Certainly not clairvoyance.

She left the shop at four o'clock, but not before retrieving Candy's phone number and address from her database.

And then, without really planning to go, she was standing at the door to Candy's apartment.

Why? This wasn't her issue at all, and she had more than enough issues to go around. How was she going to be any help to this girl when she couldn't even help herself? Junkie Woman, the Superhero.

She closed her eyes, paused, knocked. From somewhere behind the door she heard shuffling footsteps, a muffled “Who is it?”

“Candy, it's Grace. From the tattoo shop. Just dropping by to make sure everything is okay.”

She heard more shuffling, a toilet flush. Finally, after several more seconds, Candy opened the door, wiping at her mouth with the back of her hand.

Grace offered a smile, tried not to read too much into that. “Did I catch you at a bad time?”

“Hmmm? No, no, not at all. Just—just about to brush my teeth. Come on in.”

“I'm sorry I didn't call first,” Grace said. “I figured, you know, first time with that ink and all, I wanted to check, make sure everything's looking good.”

Candy led her into a small efficiency apartment, showed her to a threadbare couch.

“Yeah,” Candy said, uncomfortably standing while Grace sat on the couch. “I was kinda surprised to see you.”

“Better safe than sorry,” Grace said.

“Sure, sure.
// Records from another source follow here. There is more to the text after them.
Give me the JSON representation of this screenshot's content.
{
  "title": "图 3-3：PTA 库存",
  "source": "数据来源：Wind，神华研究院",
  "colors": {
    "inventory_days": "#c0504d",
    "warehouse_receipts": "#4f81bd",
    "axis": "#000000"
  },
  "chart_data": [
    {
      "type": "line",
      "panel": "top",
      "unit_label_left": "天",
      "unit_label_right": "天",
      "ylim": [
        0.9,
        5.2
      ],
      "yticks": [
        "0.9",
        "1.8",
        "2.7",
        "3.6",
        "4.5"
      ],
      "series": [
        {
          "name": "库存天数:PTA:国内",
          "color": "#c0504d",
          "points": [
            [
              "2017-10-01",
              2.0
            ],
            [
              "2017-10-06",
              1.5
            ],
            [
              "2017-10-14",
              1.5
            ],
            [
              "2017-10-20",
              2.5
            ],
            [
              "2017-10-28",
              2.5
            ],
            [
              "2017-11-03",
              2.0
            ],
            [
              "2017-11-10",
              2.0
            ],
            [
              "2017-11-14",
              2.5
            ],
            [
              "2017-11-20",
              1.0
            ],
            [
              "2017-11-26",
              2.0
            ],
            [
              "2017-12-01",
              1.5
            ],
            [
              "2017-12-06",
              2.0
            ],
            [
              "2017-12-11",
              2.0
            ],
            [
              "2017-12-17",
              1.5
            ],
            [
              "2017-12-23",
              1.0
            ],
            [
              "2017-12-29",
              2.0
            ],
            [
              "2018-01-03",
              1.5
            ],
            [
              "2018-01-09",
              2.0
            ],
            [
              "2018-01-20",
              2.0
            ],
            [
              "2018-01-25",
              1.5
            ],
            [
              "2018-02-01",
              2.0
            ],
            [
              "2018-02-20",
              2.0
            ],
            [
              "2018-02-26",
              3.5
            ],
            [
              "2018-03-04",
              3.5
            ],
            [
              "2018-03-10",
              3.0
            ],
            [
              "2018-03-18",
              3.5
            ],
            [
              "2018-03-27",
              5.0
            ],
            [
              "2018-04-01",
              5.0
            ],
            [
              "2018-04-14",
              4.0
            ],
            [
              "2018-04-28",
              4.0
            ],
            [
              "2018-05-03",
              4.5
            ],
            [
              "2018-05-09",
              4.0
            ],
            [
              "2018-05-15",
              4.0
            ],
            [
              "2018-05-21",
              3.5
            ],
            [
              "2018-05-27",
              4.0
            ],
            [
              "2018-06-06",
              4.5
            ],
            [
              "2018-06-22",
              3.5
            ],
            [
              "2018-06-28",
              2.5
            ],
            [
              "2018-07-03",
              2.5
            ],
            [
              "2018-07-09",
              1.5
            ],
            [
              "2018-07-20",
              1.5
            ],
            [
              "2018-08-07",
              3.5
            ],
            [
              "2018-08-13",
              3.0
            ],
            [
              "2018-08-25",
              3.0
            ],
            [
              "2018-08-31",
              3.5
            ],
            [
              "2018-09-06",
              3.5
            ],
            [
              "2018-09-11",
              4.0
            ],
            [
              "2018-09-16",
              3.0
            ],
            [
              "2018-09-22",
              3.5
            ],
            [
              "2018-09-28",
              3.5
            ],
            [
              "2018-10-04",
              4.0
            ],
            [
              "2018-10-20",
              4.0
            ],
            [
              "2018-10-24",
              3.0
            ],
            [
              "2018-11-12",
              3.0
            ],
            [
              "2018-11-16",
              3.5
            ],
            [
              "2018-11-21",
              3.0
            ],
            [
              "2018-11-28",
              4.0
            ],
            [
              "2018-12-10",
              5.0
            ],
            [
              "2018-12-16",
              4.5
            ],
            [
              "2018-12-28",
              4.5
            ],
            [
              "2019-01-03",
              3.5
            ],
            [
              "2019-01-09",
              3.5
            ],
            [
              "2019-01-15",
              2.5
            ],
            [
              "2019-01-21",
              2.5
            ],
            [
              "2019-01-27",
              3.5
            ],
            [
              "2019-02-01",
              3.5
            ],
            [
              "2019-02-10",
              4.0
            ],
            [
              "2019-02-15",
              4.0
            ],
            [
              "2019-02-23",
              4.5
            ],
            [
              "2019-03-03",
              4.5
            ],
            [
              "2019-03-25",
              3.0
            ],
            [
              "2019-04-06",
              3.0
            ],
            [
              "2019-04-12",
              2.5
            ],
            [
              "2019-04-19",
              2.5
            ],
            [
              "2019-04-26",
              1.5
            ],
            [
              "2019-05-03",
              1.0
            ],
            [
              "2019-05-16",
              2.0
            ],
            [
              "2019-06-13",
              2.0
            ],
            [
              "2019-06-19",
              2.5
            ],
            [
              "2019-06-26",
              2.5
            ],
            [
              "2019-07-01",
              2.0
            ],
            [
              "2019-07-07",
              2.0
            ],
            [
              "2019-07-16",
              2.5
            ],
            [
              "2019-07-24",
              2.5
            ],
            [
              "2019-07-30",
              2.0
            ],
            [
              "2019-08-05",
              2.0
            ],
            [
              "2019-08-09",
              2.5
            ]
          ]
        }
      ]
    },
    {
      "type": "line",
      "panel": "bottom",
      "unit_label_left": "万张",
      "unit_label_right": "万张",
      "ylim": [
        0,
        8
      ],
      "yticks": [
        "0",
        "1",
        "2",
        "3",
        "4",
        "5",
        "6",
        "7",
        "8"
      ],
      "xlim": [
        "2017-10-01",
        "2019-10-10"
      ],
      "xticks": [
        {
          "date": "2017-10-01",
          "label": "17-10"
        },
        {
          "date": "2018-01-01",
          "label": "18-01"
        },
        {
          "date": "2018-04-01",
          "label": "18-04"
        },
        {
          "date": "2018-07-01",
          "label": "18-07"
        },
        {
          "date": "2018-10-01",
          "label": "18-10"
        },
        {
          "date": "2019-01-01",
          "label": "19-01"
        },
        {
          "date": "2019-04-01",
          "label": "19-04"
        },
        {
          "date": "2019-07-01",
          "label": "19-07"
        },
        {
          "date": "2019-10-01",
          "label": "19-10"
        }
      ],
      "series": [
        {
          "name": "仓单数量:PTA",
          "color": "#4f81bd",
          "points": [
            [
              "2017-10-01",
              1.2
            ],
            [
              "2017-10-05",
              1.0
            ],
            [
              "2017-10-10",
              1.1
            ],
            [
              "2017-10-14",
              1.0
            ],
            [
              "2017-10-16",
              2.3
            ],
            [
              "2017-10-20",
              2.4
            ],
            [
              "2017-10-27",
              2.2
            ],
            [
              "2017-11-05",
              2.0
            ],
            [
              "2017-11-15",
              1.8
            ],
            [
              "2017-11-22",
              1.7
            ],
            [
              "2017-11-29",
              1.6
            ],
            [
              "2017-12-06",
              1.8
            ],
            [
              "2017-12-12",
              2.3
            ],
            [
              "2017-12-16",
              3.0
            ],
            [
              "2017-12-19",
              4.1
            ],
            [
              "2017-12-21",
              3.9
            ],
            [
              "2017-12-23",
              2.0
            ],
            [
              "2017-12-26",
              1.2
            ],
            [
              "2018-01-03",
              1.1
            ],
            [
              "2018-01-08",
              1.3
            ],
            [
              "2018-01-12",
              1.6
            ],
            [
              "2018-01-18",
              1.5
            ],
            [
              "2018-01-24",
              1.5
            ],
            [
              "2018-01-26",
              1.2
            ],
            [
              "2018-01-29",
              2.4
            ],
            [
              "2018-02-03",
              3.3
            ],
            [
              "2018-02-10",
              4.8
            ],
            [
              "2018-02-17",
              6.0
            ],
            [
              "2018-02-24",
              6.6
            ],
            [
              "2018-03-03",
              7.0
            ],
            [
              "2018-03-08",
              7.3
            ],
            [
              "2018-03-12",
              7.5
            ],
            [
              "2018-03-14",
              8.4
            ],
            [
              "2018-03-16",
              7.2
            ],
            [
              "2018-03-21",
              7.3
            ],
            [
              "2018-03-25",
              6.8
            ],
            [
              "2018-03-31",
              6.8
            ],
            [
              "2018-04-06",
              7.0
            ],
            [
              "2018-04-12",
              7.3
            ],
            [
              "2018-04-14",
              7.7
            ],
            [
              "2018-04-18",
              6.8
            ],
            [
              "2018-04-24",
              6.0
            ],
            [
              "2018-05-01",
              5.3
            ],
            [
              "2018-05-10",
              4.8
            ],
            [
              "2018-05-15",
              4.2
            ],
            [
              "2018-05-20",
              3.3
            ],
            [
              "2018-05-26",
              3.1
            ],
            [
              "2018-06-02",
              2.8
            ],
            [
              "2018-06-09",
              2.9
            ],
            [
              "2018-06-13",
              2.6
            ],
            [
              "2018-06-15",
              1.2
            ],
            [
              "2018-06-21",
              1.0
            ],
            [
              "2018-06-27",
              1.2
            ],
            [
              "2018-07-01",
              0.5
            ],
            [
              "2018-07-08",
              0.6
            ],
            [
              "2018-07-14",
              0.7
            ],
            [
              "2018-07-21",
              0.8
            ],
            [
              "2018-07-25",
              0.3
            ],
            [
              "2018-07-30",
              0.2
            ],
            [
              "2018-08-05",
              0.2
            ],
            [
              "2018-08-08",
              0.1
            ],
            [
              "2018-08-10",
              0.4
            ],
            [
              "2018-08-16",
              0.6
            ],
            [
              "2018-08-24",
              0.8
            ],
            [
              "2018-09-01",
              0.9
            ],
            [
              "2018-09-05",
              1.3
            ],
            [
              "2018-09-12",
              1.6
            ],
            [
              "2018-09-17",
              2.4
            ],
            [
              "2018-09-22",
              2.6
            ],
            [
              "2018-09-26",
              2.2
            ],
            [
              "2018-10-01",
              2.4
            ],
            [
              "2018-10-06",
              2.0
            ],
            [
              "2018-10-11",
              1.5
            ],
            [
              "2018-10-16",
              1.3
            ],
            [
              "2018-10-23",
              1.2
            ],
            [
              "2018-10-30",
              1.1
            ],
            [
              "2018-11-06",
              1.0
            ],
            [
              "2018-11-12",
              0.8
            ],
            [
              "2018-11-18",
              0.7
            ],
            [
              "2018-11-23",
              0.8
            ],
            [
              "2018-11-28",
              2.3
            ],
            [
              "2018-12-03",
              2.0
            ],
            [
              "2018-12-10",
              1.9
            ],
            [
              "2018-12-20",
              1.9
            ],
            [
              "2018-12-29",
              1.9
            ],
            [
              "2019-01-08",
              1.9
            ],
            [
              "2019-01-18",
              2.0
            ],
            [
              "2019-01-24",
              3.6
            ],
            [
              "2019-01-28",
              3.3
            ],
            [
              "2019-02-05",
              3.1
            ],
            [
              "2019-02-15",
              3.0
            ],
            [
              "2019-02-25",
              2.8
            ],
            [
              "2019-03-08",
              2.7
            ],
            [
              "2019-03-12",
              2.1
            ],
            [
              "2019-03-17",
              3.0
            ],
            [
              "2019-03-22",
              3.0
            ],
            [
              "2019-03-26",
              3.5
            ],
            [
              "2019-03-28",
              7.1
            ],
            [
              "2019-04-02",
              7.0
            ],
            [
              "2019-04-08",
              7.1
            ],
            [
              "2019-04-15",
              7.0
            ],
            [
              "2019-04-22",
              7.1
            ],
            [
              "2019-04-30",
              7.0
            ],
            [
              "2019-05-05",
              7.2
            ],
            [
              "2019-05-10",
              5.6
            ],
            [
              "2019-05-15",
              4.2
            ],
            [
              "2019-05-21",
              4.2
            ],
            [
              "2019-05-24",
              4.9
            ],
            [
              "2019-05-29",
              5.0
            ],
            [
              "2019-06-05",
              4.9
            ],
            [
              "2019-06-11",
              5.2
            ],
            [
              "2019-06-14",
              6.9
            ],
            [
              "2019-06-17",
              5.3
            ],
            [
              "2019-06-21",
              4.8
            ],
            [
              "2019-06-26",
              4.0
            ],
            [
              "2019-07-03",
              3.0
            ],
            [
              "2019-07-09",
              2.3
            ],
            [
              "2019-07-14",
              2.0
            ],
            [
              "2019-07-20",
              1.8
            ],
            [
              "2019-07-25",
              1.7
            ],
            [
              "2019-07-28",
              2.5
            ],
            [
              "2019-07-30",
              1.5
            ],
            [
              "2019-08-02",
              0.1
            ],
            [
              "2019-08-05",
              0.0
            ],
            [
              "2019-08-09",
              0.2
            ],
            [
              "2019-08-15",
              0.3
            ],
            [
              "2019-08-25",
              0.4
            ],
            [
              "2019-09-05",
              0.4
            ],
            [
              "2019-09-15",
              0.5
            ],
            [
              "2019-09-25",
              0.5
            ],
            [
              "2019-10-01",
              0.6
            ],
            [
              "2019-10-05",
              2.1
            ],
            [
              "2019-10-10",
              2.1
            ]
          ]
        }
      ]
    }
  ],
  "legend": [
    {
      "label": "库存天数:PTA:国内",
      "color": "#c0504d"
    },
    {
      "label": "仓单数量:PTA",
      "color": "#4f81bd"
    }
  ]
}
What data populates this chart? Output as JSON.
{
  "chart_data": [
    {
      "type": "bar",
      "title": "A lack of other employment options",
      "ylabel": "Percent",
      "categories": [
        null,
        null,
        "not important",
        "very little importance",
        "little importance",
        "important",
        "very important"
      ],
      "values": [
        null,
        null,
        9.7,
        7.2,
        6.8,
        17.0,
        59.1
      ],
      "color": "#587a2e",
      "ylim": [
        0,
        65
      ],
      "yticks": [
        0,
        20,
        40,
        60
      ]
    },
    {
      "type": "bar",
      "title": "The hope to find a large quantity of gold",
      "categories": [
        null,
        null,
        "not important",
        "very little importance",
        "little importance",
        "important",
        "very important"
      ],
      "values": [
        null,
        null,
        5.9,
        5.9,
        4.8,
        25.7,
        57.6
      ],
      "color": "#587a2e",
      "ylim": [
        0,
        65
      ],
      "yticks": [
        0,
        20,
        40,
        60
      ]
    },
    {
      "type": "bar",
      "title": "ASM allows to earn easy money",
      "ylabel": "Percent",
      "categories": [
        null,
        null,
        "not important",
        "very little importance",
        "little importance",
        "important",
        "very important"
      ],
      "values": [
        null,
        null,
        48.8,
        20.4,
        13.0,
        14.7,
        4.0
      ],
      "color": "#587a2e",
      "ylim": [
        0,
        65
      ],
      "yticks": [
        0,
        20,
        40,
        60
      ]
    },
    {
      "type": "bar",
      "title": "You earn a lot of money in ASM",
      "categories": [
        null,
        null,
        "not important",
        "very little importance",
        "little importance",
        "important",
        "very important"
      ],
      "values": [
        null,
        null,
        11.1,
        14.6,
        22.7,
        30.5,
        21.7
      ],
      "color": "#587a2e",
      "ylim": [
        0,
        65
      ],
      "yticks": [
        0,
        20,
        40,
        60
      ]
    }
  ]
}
Actually, to tell you the truth, the tat is great.”

As if to illustrate, Candy lifted her shirt, showing the area. The bandage covered the fresh tattoo, but Grace could see the swelling was minimal, if any.

“I've . . . uh . . . peeled it off a few times just to look at it,” Candy admitted.

“That's no problem, as long as you're keeping it clean, keeping it bandaged for the first week. Just soap—no alcohol.”

Candy smiled. “Yeah, I've heard your lecture before.”

Grace
returned the smile, peeled back the girl's bandage, stared deep into the dark recesses of the round propeller-like biohazard symbol. It seemed to glow in the low light of Candy's apartment.